While pointing out that linking vegetarianism to Hinduism is a faulty assumption, Amita Baviskar, a sociologist at the Institute of Economic Growth, says, “The relationship between vegetarianism and Brahmanical diet maps directly on to the caste system and to the idea of purity and pollution. Even though the notion of purity and pollution has been associated with food choices, Brahmins in several parts of India, especially in the southern states and Bengal, have traditionally consumed all kinds of meat. Vegetarianism, as is being projected by the right-wing, does not represent the diversity that Hinduism encapsulates.”

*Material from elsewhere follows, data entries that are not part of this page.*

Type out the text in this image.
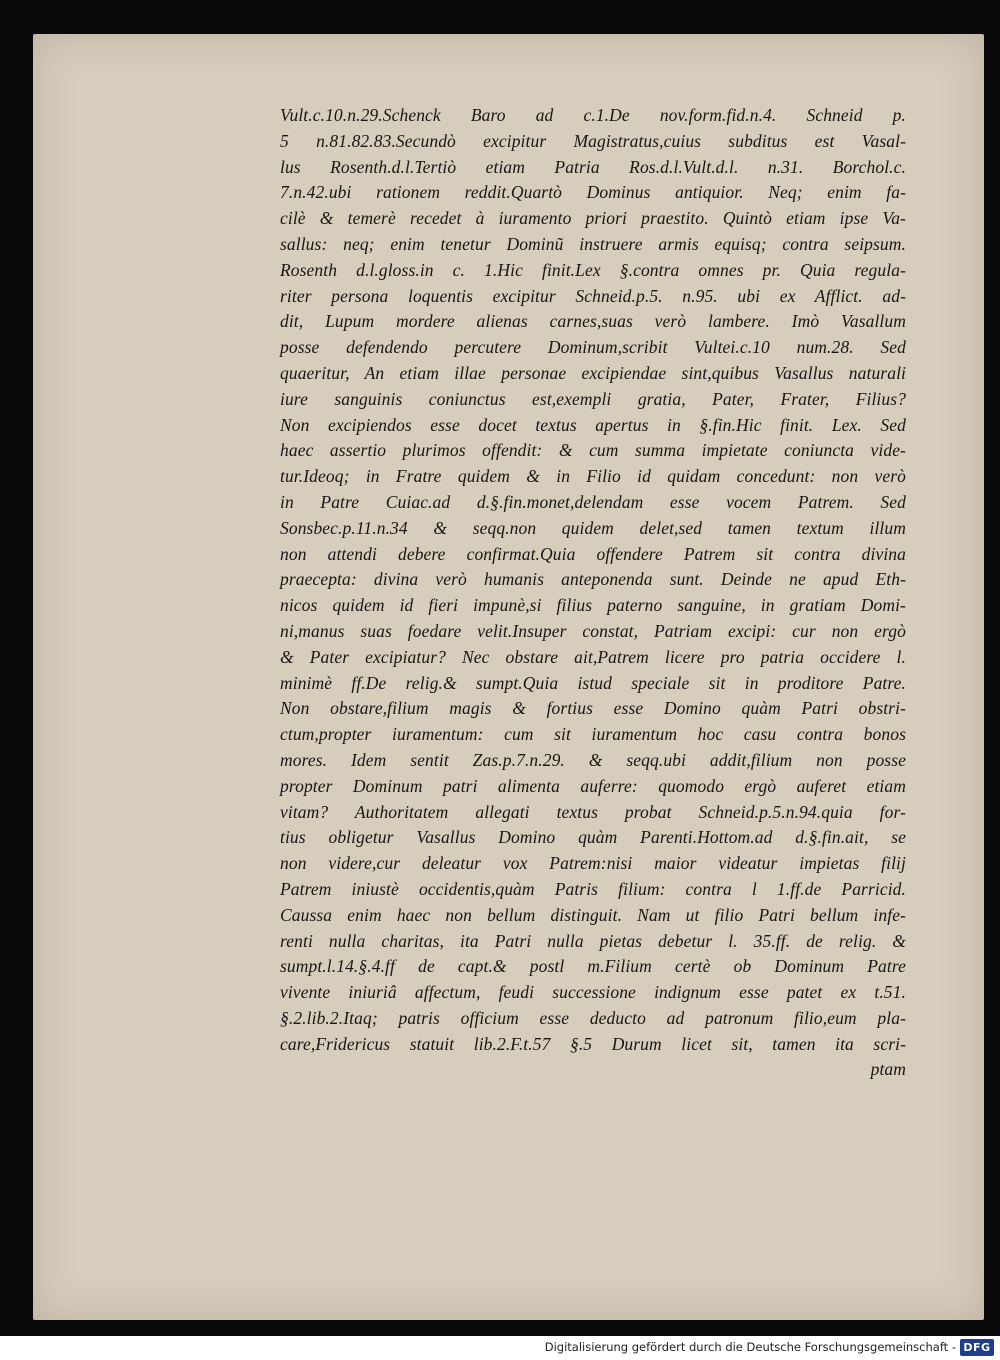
Vult.c.10.n.29.Schenck Baro ad c.1.De nov.form.fid.n.4. Schneid p.
5 n.81.82.83.Secundò excipitur Magistratus,cuius subditus est Vasal-
lus Rosenth.d.l.Tertiò etiam Patria Ros.d.l.Vult.d.l. n.31. Borchol.c.
7.n.42.ubi rationem reddit.Quartò Dominus antiquior. Neq; enim fa-
cilè & temerè recedet à iuramento priori praestito. Quintò etiam ipse Va-
sallus: neq; enim tenetur Dominũ instruere armis equisq; contra seipsum.
Rosenth d.l.gloss.in c. 1.Hic finit.Lex §.contra omnes pr. Quia regula-
riter persona loquentis excipitur Schneid.p.5. n.95. ubi ex Afflict. ad-
dit, Lupum mordere alienas carnes,suas verò lambere. Imò Vasallum
posse defendendo percutere Dominum,scribit Vultei.c.10 num.28. Sed
quaeritur, An etiam illae personae excipiendae sint,quibus Vasallus naturali
iure sanguinis coniunctus est,exempli gratia, Pater, Frater, Filius?
Non excipiendos esse docet textus apertus in §.fin.Hic finit. Lex. Sed
haec assertio plurimos offendit: & cum summa impietate coniuncta vide-
tur.Ideoq; in Fratre quidem & in Filio id quidam concedunt: non verò
in Patre Cuiac.ad d.§.fin.monet,delendam esse vocem Patrem. Sed
Sonsbec.p.11.n.34 & seqq.non quidem delet,sed tamen textum illum
non attendi debere confirmat.Quia offendere Patrem sit contra divina
praecepta: divina verò humanis anteponenda sunt. Deinde ne apud Eth-
nicos quidem id fieri impunè,si filius paterno sanguine, in gratiam Domi-
ni,manus suas foedare velit.Insuper constat, Patriam excipi: cur non ergò
& Pater excipiatur? Nec obstare ait,Patrem licere pro patria occidere l.
minimè ff.De relig.& sumpt.Quia istud speciale sit in proditore Patre.
Non obstare,filium magis & fortius esse Domino quàm Patri obstri-
ctum,propter iuramentum: cum sit iuramentum hoc casu contra bonos
mores. Idem sentit Zas.p.7.n.29. & seqq.ubi addit,filium non posse
propter Dominum patri alimenta auferre: quomodo ergò auferet etiam
vitam? Authoritatem allegati textus probat Schneid.p.5.n.94.quia for-
tius obligetur Vasallus Domino quàm Parenti.Hottom.ad d.§.fin.ait, se
non videre,cur deleatur vox Patrem:nisi maior videatur impietas filij
Patrem iniustè occidentis,quàm Patris filium: contra l 1.ff.de Parricid.
Caussa enim haec non bellum distinguit. Nam ut filio Patri bellum infe-
renti nulla charitas, ita Patri nulla pietas debetur l. 35.ff. de relig. &
sumpt.l.14.§.4.ff de capt.& postl m.Filium certè ob Dominum Patre
vivente iniuriâ affectum, feudi successione indignum esse patet ex t.51.
§.2.lib.2.Itaq; patris officium esse deducto ad patronum filio,eum pla-
care,Fridericus statuit lib.2.F.t.57 §.5 Durum licet sit, tamen ita scri-
ptam
Digitalisierung gefördert durch die Deutsche Forschungsgemeinschaft - DFG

A look at the history of non-vegetarian recipes that originated in Rajasthan, which is witnessing a vehement push towards vegetarianism and has seen several incidents of violence by cow vigilante squads, would show that these recipes — laal maas, safed maas and khadka meat — have been developed by the Rajput community. According to NSSO data, one in four denizens of the state is a non-vegetarian.
Saba Naqvi, a journalist and author, dismisses the idea that the top rung of the BJP government’s power circle can be blamed directly for the shift towards vegetarianism. “Vegetarianism is held in high regard only by some upper-caste Brahmins and Jains in the Hindi belt. And the RSS leadership remains Brahmanical. This push towards vegetarianism is being led by a few upper-caste people who want to project meat as the food of the minority.” Pointing out that the BJP has had leaders who loved meat, including former Prime Minister Atal Bihari Vajpayee who is particularly fond of chicken stew, Naqvi recalls the last lavish lunch hosted by Vice President and former BJP leader M Venkaiah Naidu with mutton, fish and prawns on the menu.
“This agenda is being pushed only by people who think that the time is right. And Modi is doing nothing to change that,” sums up Naqvi. By giving oxygen to the vegetarian movement, the BJP government is doing a good job at whipping up emotions, pushing Hindus to think that they have a right to get offended at the sight or smell of meat. Also, the State is now playing a more omnipresent and disruptive role in people’s lives – this change of equation does not bode well for citizen rights and freedom. Clearly, this reductive crash course in Hinduism is only harming the idea of India.